Link to Paper: https://www.mosharaf.com/wp-content/uploads/faircloud-sigcomm12.pdf

Problem

In cloud environments, CPU and memory are two important shared resources provided to tenants, and the amount shared is proportional to how much a tenant pays. Cloud providers also provide guarantees on these resources (performance etc). The network is also an important shared resource, but cloud providers rarely offered guarantees on the network bandwidth, and it is not scaled to payment.

Networks are difficult to share because a VM’s network allocation depends on the other VMs running on the same machine, as well as other VMs that communicate over each link used by the VM. In contrast, CPUs and memory do not have this complication.

Approach

The authors of this paper present a study of the problem of network sharing in cloud environments. They present three key requirements that network sharing should meet:

  • min-guarantee: Tenants should have guarantees on the minimum network bandwidth.
  • high utilization: When network demands are low, active applications should be able to scale up bandwidth consumption, thus improving network utilization and boosting the applications’ performance.
  • payment proportionality: Network resources should be divided among tenants in proportion to their payments.

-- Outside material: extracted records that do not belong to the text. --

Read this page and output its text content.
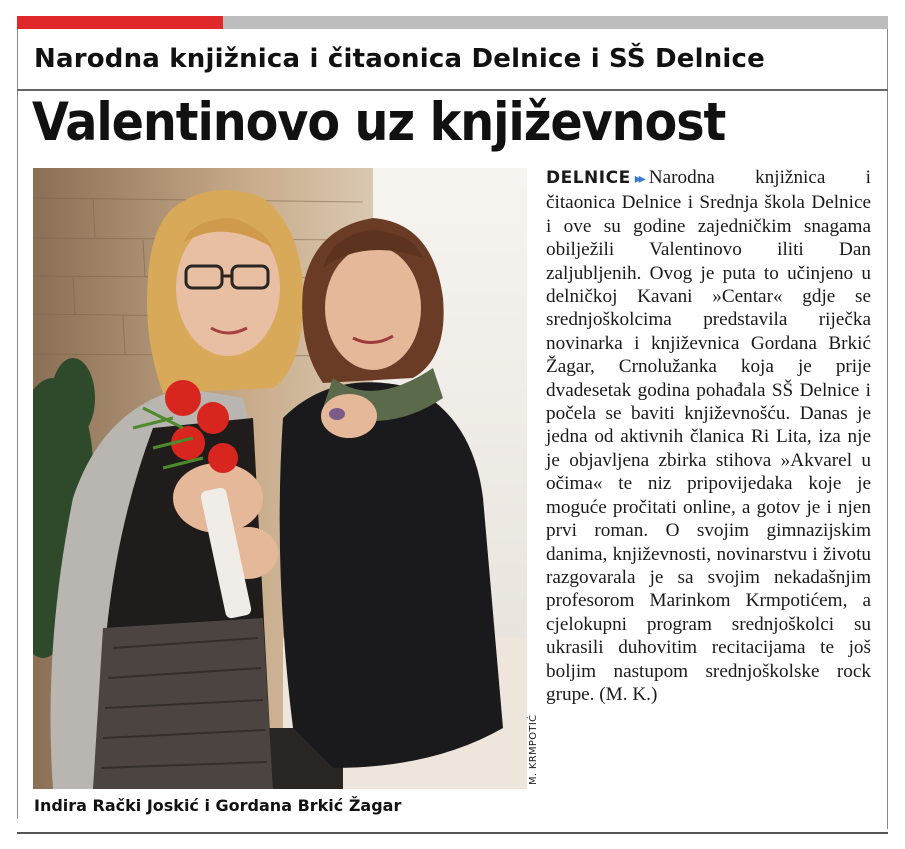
Narodna knjižnica i čitaonica Delnice i SŠ Delnice
Valentinovo uz književnost
M. KRMPOTIĆ
Indira Rački Joskić i Gordana Brkić Žagar
DELNICE ▸▸ Narodna knjižnica i čitaonica Delnice i Srednja škola Delnice i ove su godine zajedničkim snagama obilježili Valentinovo iliti Dan zaljubljenih. Ovog je puta to učinjeno u delničkoj Kavani »Centar« gdje se srednjoškolcima predstavila riječka novinarka i književnica Gordana Brkić Žagar, Crnolužanka koja je prije dvadesetak godina pohađala SŠ Delnice i počela se baviti književnošću. Danas je jedna od aktivnih članica Ri Lita, iza nje je objavljena zbirka stihova »Akvarel u očima« te niz pripovijedaka koje je moguće pročitati online, a gotov je i njen prvi roman. O svojim gimnazijskim danima, književnosti, novinarstvu i životu razgovarala je sa svojim nekadašnjim profesorom Marinkom Krmpotićem, a cjelokupni program srednjoškolci su ukrasili duhovitim recitacijama te još boljim nastupom srednjoškolske rock grupe. (M. K.)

Using several examples, the authors show that there is a fundamental tradeoff between min-guarantee and network proportionality, and another tradeoff between network proportionality and high utilization. In order to properly navigate these tradeoffs, they define five useful properties: work conservation, strategy-proofness, utilization incentives, communication-pattern independence, and symmetry.

Building upon these, the authors propose three allocation policies that have different tradeoffs:

  • Proportional Sharing at Link-level (PS-L): Achieves link proportionality and can satisfy the five network properties listed above except strategy-proofness.
  • Proportional Sharing at Network-level (PS-N): Provides better proportionality at the network level, but it does not fully provide utilization incentives.
  • Proportional Sharing on Proximate Links (PS-P): Provides minimum bandwidth guarantees in tree-based topologies.

Strengths & Weaknesses and Possible Follow-Up Ideas

The paper convincingly argues that there cannot be a one-size-fits-all approach to network sharing while trying to balance between the three main requirements - min-guarantee, proportionality, and high utilization. It is well-written, with a detailed explanation of the problem which aids understanding of the paper.

Some examples used to explain the problem seem to assume tenants’ knowledge of the cluster network topology and try to prevent behavior intended to exploit this knowledge (strategy-proofness). For most public cloud deployments, tenants don’t have much control over where their VMs are deployed in the cloud and where they are in relation to other tenants’ VMs. For data centers operated by single organizations, strategy-proofness may not be a priority since all “tenants” (which may be different teams) are part of the same organization.

Overall, I think customer demand will be important to determine whether or not the implementation and deployment effort of these allocation policies in a data center will be worth it. A follow-up idea would be a concrete, deployable system containing the different network properties this paper presents, with options to create new policies by selecting among them.